Etrangers dans les armées nationales ( par Philippe Leymarie)

« Faire Camerone » : l’expression, passée dans le langage courant, vient de la Légion étrangère, un des corps de l’armée de terre française. Elle signifie : tenir jusqu’au bout, jusqu’à l’ultime sacrifice. Ou, plus couramment, « accomplir la mission ». Les légionnaires fêtent ces jours-ci le combat héroïque de quelques dizaines d’entre eux : le 30 avril 1863, dans l’hacienda de Camerone au Mexique, ils s’étaient sacrifiés pour permettre le passage d’un convoi de ravitaillement, en défendant chèrement leur peau, face à deux mille soldats mexicains.
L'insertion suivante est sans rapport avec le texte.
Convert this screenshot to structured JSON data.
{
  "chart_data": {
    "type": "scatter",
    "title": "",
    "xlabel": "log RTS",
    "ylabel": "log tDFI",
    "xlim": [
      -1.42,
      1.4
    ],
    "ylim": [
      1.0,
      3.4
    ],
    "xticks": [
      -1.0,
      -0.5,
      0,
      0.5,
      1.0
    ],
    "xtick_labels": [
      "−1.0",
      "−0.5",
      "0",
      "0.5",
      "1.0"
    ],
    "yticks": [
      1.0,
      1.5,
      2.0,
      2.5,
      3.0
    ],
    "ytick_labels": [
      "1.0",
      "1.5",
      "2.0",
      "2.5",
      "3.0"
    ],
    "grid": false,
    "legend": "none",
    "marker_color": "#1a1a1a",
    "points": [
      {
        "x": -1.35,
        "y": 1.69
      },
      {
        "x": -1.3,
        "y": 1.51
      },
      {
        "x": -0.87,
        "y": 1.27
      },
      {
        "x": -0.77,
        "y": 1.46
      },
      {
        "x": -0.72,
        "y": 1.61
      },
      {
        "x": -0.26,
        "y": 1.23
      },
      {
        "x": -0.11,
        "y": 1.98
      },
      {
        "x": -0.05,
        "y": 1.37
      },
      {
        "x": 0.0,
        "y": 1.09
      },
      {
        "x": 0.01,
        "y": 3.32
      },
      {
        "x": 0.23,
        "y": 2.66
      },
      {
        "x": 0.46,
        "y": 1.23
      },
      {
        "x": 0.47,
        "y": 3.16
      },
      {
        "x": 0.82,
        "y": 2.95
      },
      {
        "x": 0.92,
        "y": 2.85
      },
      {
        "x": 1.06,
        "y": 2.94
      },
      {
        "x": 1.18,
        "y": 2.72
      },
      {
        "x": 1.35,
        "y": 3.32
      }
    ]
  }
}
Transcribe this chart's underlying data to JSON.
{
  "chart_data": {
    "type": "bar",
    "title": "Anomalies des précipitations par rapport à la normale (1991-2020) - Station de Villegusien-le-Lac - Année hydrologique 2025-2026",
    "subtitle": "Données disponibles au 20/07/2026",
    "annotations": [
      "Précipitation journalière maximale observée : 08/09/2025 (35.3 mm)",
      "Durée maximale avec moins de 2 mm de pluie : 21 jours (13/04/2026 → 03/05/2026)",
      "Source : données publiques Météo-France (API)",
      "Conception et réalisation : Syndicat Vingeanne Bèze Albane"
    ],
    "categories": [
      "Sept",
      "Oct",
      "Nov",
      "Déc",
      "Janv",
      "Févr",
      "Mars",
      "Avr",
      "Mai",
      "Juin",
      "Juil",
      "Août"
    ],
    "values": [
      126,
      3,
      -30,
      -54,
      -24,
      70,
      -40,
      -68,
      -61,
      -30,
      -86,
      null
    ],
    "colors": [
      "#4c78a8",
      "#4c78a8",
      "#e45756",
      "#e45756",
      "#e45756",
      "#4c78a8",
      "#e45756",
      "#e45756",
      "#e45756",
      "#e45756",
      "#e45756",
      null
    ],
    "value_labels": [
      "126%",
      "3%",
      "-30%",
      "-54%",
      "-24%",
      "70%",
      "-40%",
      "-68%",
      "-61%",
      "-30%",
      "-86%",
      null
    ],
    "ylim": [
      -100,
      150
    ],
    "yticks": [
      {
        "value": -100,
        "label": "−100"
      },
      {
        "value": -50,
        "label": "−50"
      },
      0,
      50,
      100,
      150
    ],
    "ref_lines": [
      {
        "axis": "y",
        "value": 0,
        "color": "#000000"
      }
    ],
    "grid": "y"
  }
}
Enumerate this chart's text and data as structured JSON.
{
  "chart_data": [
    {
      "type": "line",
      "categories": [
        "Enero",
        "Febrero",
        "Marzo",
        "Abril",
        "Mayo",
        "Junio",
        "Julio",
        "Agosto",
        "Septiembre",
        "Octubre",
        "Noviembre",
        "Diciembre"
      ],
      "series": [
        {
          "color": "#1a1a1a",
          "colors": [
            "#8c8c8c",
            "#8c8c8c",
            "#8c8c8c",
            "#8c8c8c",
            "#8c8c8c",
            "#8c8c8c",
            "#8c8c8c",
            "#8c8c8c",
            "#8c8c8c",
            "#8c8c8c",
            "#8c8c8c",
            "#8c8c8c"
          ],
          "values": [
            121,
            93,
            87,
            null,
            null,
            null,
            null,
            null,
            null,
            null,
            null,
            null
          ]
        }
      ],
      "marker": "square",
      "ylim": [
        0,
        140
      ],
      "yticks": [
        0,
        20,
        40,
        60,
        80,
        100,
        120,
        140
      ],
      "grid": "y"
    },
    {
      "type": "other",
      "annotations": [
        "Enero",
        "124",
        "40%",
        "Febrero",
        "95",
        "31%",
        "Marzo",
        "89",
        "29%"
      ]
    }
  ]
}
Ce fait d’armes, qui tient de fête annuelle de la Légion étrangère, est commémoré à Aubagne, siège du commandement de la Légion près de Marseille, mais aussi dans les onze régiments et implantations de ce corps d’armée (à Orange, Nîmes, Laudun, Saint-Christol, Calvi, ainsi qu’à Kourou, en Guyane ; à Dzaoudzi, dans l’île de Mayotte ; aux Emirats arabes unis). Le récit de cette épopée est répété devant les troupes. A Aubagne, la cérémonie s’accompagne de la présentation d’une relique : la main de bois du capitaine Danjou, qui commandait la compagnie.

Le thème de Camerone, cette année, s’intitule « des étrangers au service de la liberté », avec comme invité d’honneur, à Aubagne, le prince Albert II de Monaco, accompagné d’ un détachement de la Compagnie des Carabiniers du Prince (un corps d’une centaine d’hommes qui fêtera en 2017 son bicentenaire) : son arrière-grand-père, Louis Grimaldi, avait été affecté au Ier régiment étranger, à sa sortie de l’école de Saint-Cyr. La principauté de Monaco est « Ière classe d’honneur » de la Légion étrangère.